Intervention de M. Cyril GERARDON, chargé d’affaires a.i. A l’occasion de la cérémonie du souvenir en l’honneur du Pr Gilles CISTAC,

Monsieur et Madame Jacques et Jacqueline CISTAC, chère Rosimele CISTAC,

Monsieur le Recteur,

Monsieur le Bâtonnier de l’Ordre des avocats,

Monsieur le Directeur de la Faculté de droit,

Chers professeurs et étudiants,

Chers amis de Gilles CISTAC,

Parents de Gilles CISTAC

Il y une semaine exactement, le Pr Gilles CISTAC a été brutalement et lâchement assassiné, au cœur de Maputo. Ses assassins ont agi au grand jour. Ils connaissaient les habitudes du Pr CISTAC et avaient prémédité leur crime. A ce jour, ils n’ont hélas pas été arrêtés.

Dès cette nouvelle connue, les premières pensées de l’ensemble des agents de l’Ambassade sont allées à sa famille, à sa fille Rosimele, à ses parents Jacques et Jacqueline, qui sont arrivés de France hier, et au reste de sa famille, qui attend sa dépouille en France, dans la région de Toulouse. Nous partageons leur immense douleur. Nous sommes comme eux, comme vous tous, choqués par ce qui est arrivé. Notre volonté a été d’accompagner Rosimele, Jacqueline et Jacques afin qu’à la terrible douleur d’avoir perdu brutalement et si injustement l’être qui vous est le plus cher au monde, ne s’ajoutent pas des difficultés matérielles et administratives.

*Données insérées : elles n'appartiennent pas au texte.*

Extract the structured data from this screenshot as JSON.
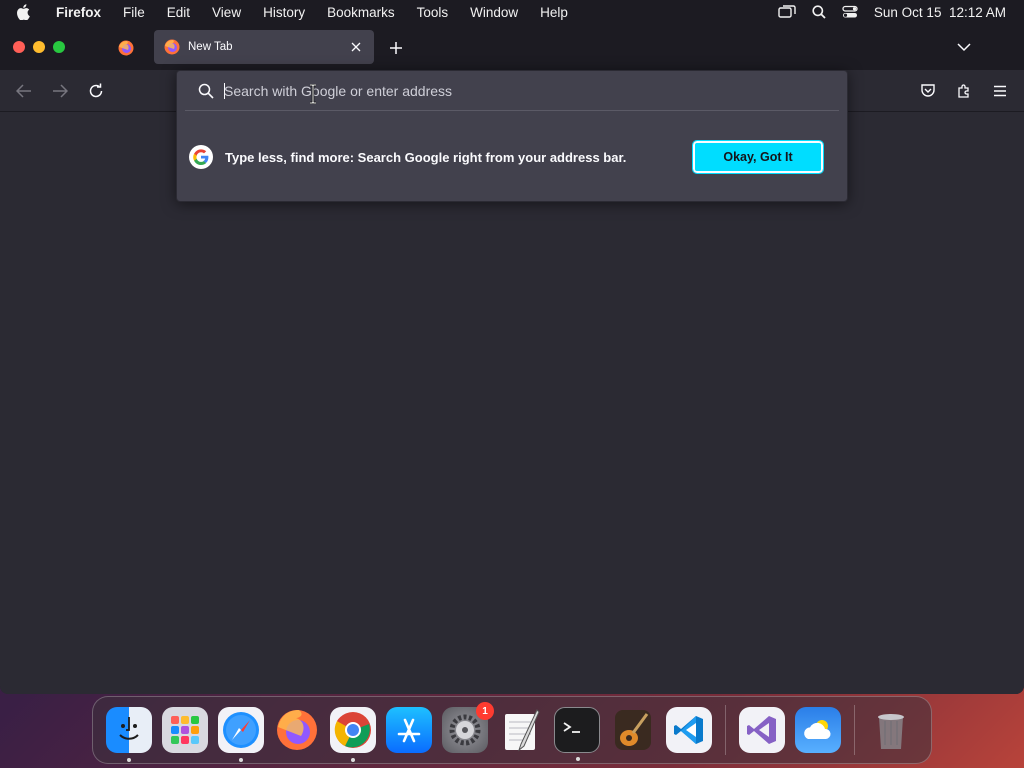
{
  "menubar": {
    "app_name": "Firefox",
    "items": [
      "File",
      "Edit",
      "View",
      "History",
      "Bookmarks",
      "Tools",
      "Window",
      "Help"
    ],
    "clock": "Sun Oct 15  12:12 AM"
  },
  "tabs": {
    "active_title": "New Tab"
  },
  "urlbar": {
    "placeholder": "Search with Google or enter address",
    "value": ""
  },
  "tip": {
    "text": "Type less, find more: Search Google right from your address bar.",
    "button_label": "Okay, Got It"
  },
  "dock": {
    "apps": [
      "Finder",
      "Launchpad",
      "Safari",
      "Firefox",
      "Chrome",
      "App Store",
      "System Settings",
      "TextEdit",
      "Terminal",
      "GarageBand",
      "Visual Studio Code",
      "Visual Studio",
      "Weather",
      "Trash"
    ],
    "settings_badge": "1"
  },
  "colors": {
    "accent": "#00ddff",
    "window_bg": "#2b2a33",
    "toolbar_bg": "#1c1b22",
    "panel_bg": "#42414d"
  }
}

Le Gouvernement français, à travers l’ambassade, les aidera autant qu’il le pourra, notamment dans le processus judiciaire qui va commencer, en espérant que la lumière soit faite rapidement sur les auteurs de l’assassinat et les commanditaires. Notre ministre des affaires étrangères et du développement international, Laurent FABIUS, abordera ce sujet jeudi à Paris avec son homologue M. BALOI, en présence de notre ambassadeur.

Monsieur le Recteur,

La communauté française du Mozambique avait beaucoup d’estime pour votre collègue Gilles CISTAC. C’était l’un des Français les plus anciennement établis ici, l’un de ceux parmi nous qui connaissaient le mieux votre pays, il était un trait d’union entre la France et le Mozambique.

Gilles CISTAC était aussi Mozambicain. Arrivé dans votre pays en 1993 dans le cadre d’une mission pour le gouvernement français, il était tombé amoureux du Mozambique. En 15 ans, il a inlassablement travaillé pour former des étudiants, conseiller vos autorités et partager ses idées sur le droit, par de nombreux ouvrages et interventions dans les médias. Ce travail acharné lui a valu la plus belle reconnaissance de la part de votre pays, celle de recevoir, en 2010, la nationalité mozambicaine. Ce passeport mozambicain, il en était très fier.

Gilles CISTAC ne prenait pas la parole ici comme un étranger donnant des leçons, il la prenait comme un citoyen mozambicain indépendant qui réfléchissait, qui votait et qui voulait un Mozambique plus juste. Il défendait le respect de votre constitution et des lois du pays, rien de plus. Il voulait le débat, pas le combat.

Il ne méritait pas d’être insulté ou traité d’espion en public. Il ne méritait pas la haine que certains lui ont manifestée. Tous ceux qui, incapables de débattre avec lui avec des arguments de droit, ont préféré l’insulte, le rejet, les accusations et la haine doivent aujourd’hui se poser la question de leur responsabilité morale face à ce drame.